FDA advisers back HeartWare blood pump device
WASHINGTON (Reuters) - HeartWare International Inc won a U.S. advisory panel's support on Wednesday for its most important product - a blood pump that helps people with severe heart failure.
A panel of outside experts to the Food and Drug Administration voted 9-2 to recommend approval of the mechanical heart-assist device, called the HeartWare ventricular assist device (HVAD). HeartWare shares were halted pending the panel outcome.
The FDA usually follows panel advice, although it is not required to and a final decision is expected later.
Panelists said the device helped save lives, although they expressed doubts about the company's conduct of clinical trials and about missing safety data.
"Overall, this is a novel device for a desperate population, and I hope it will be available soon," said panel member Dr. David Slotwiner, of the Long Island Jewish Medical Center.
Heart failure is a chronic condition with no cure, in which the heart is too weak to pump enough blood to meet the body's needs. In the most severe cases, people may need a heart transplant.
HeartWare's device helps people with failing hearts pump blood while awaiting a transplant. The device is already approved in Europe.
It is estimated that some 50,000 people around the world are candidates for heart transplant, but only some 5,000 patients per year get them.
But reviewers from the FDA said earlier this week they were concerned about device-related clotting rates and stroke. FDA reviewers and outside experts to the agency also said clinical trial results may have missing data, meaning they could over-estimate how well the device works.

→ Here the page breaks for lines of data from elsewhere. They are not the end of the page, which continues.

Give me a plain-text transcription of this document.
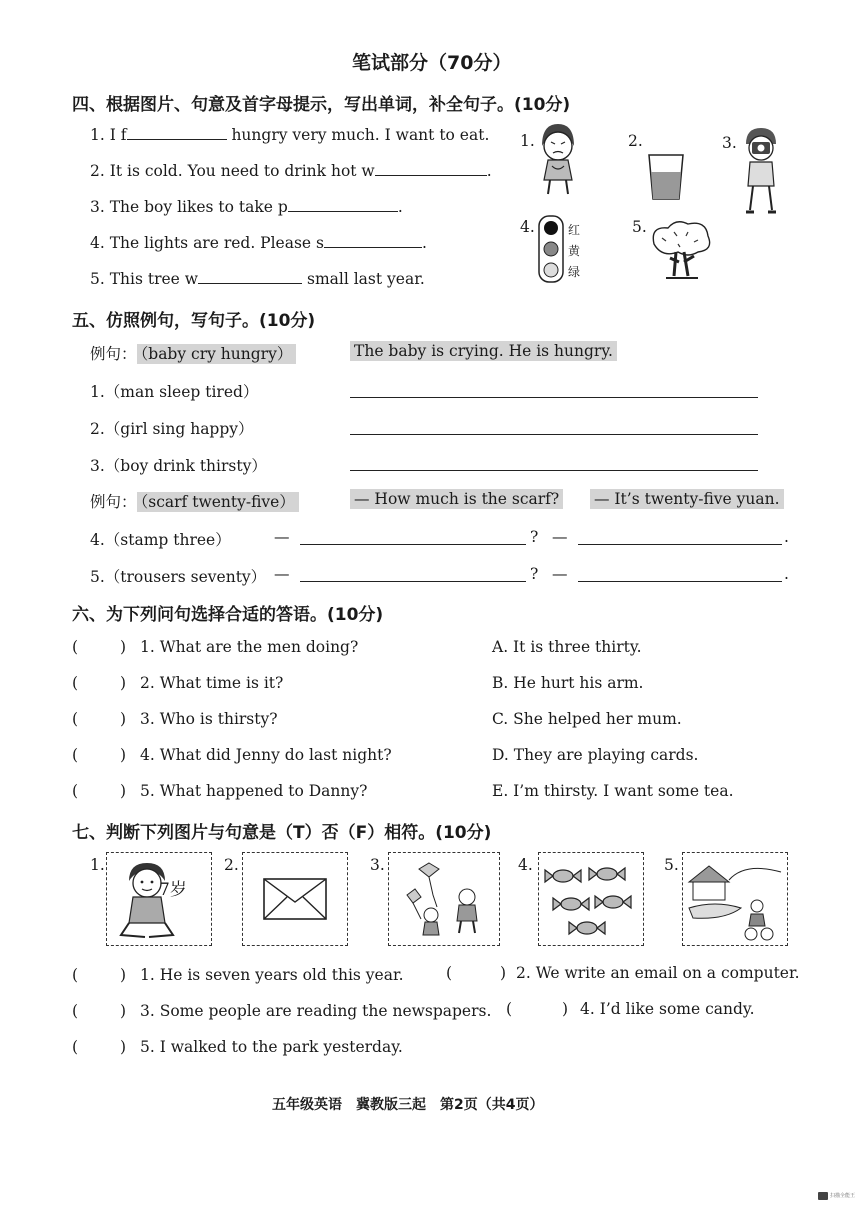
笔试部分（70分）
四、根据图片、句意及首字母提示，写出单词，补全句子。(10分)
1. I f	hungry very much. I want to eat.
2. It is cold. You need to drink hot w	.
3. The boy likes to take p	.
4. The lights are red. Please s	.
5. This tree w	small last year.
1.	2.	3.
4.	红
黄
绿
5.
五、仿照例句，写句子。(10分)
例句： （baby cry hungry）	The baby is crying. He is hungry.
1.（man sleep tired）
2.（girl sing happy）
3.（boy drink thirsty）
例句： （scarf twenty-five）	— How much is the scarf? — It’s twenty-five yuan.
4.（stamp three）	—	? —	.
5.（trousers seventy） —	? —	.
六、为下列问句选择合适的答语。(10分)
(	) 1. What are the men doing?	A. It is three thirty.
(	) 2. What time is it?	B. He hurt his arm.
(	) 3. Who is thirsty?	C. She helped her mum.
(	) 4. What did Jenny do last night?	D. They are playing cards.
(	) 5. What happened to Danny?	E. I’m thirsty. I want some tea.
七、判断下列图片与句意是（T）否（F）相符。(10分)
1.
7岁
2.	3.	4.	5.
(	) 1. He is seven years old this year.	(	) 2. We write an email on a computer.
(	) 3. Some people are reading the newspapers. (	) 4. I’d like some candy.
(	) 5. I walked to the park yesterday.
五年级英语　冀教版三起　第2页（共4页）
扫描全能王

"In terms of safety, these data have more holes in them than Swiss cheese," said panel member Dr. Gregory Dehmer, of Texas A&M University.
Panel members called for HeartWare to conduct further safety trials if the FDA approves its device.
If approved, the device will compete with Thoratec Corp's HeartMate II, which has been sold in the United States since 2008. It is currently the only blood pump available to people with heart failure awaiting a transplant.
Thoratec shares fell 1.5 percent in after-market trading.
Many investors have been betting HeartWare's device will eventually eclipse the HeartMate II since it is smaller and takes less time to implant. However, concerns about pump-associated thrombosis, or the formation of blood clots, as well as stroke issues, could hurt market share.
HeartWare said it changed the instructions for doctors using the device to reduce the risk of clots and there was no evidence strokes in clinical trials were linked to its device.
"Each device is going to have its relative strengths and our patients deserve these options," said Dr. Keith Aaronson, a paid consultant for HeartWare and professor of internal medicine at the University of Michigan. "And as a cardiologist treating patients with advanced heart failure, I feel strongly we need to have competition in this field."